An overwhelming majority of top-ranking high technology company executives surved recently agree that not having a leadership, culture, and placement plan for key employees and executives is a critical, underlying problem in the 50-70 percent of mergers and acquisitions failures that occur.

In an industry where companies routinely engage in several mergers and/or acquisitions a year, many of them initiated for the purpose of bringing in people with special talents and skills, executives reported that resources were grossly inadequate during all points in the process for assessing the culture "fit" of the deal, communicating the reasons behind the merger, and developing and executing an ongoing "people strategy." (Continued on Page 6)

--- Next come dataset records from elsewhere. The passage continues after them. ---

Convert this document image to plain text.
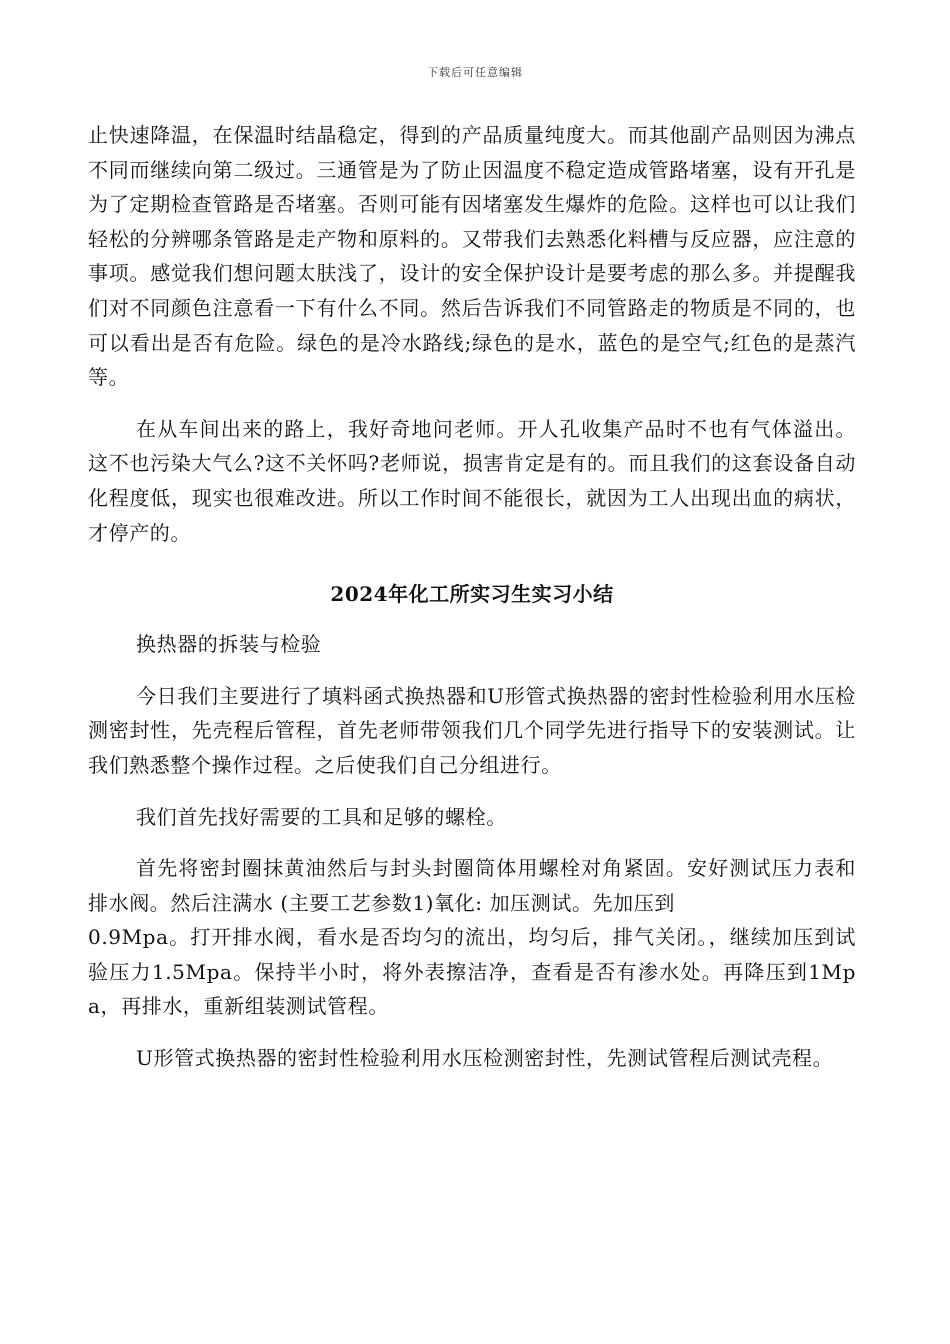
下载后可任意编辑

止快速降温，在保温时结晶稳定，得到的产品质量纯度大。而其他副产品则因为沸点不同而继续向第二级过。三通管是为了防止因温度不稳定造成管路堵塞，设有开孔是为了定期检查管路是否堵塞。否则可能有因堵塞发生爆炸的危险。这样也可以让我们轻松的分辨哪条管路是走产物和原料的。又带我们去熟悉化料槽与反应器，应注意的事项。感觉我们想问题太肤浅了，设计的安全保护设计是要考虑的那么多。并提醒我们对不同颜色注意看一下有什么不同。然后告诉我们不同管路走的物质是不同的，也可以看出是否有危险。绿色的是冷水路线;绿色的是水，蓝色的是空气;红色的是蒸汽等。

在从车间出来的路上，我好奇地问老师。开人孔收集产品时不也有气体溢出。这不也污染大气么?这不关怀吗?老师说，损害肯定是有的。而且我们的这套设备自动化程度低，现实也很难改进。所以工作时间不能很长，就因为工人出现出血的病状，才停产的。

2024年化工所实习生实习小结

换热器的拆装与检验

今日我们主要进行了填料函式换热器和U形管式换热器的密封性检验利用水压检测密封性，先壳程后管程，首先老师带领我们几个同学先进行指导下的安装测试。让我们熟悉整个操作过程。之后使我们自己分组进行。

我们首先找好需要的工具和足够的螺栓。

首先将密封圈抹黄油然后与封头封圈筒体用螺栓对角紧固。安好测试压力表和排水阀。然后注满水 (主要工艺参数1)氧化: 加压测试。先加压到

0.9Mpa。打开排水阀，看水是否均匀的流出，均匀后，排气关闭。，继续加压到试验压力1.5Mpa。保持半小时，将外表擦洁净，查看是否有渗水处。再降压到1Mpa，再排水，重新组装测试管程。

U形管式换热器的密封性检验利用水压检测密封性，先测试管程后测试壳程。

Management consulting firm Hay Group asked executives from companies such as Microsoft, IBM Information Technology Solutions, Cisco Systems, Sun Microsystems and America On-Line how well they had addressed critical people issues before, during, and after a merger or acquisition.

According to Art Geis, Hay's leading expert on high-tech mergers and acquisitions, "In the rush to deal with the obvious issues and keep Wall Street happy, a detailed 'people plan' spelling out strategies and tactics is omitted or glossed over. This can be catastrophic, because when people who have talents and hot skills crucial to the business plan are underutilized, the result is paralysis, delayed new products, stalled sales, and restless top talent looking at career options. These are costly, high-impact, long-term problems, not just temporary performance dips."

Executives reported in the Hay study that: before the deal, only 28 percent felt they had done a good job of cultural due diligence, although 72 percent considered such an assessment of critical importance; during the merger, 74 percent believe they did not do a good job of placing the right people in the right roles; and, after the deal was made, only 15 percent said they had successfully communicated the vision and goals.

Editor's Note: The study was conducted among CEOs, Presidents, CIOs, COOs, CFOs, Sr. VPs and senior HR professionals at more than 60 US high technology firms who experienced both successful and not so successful merger integration results.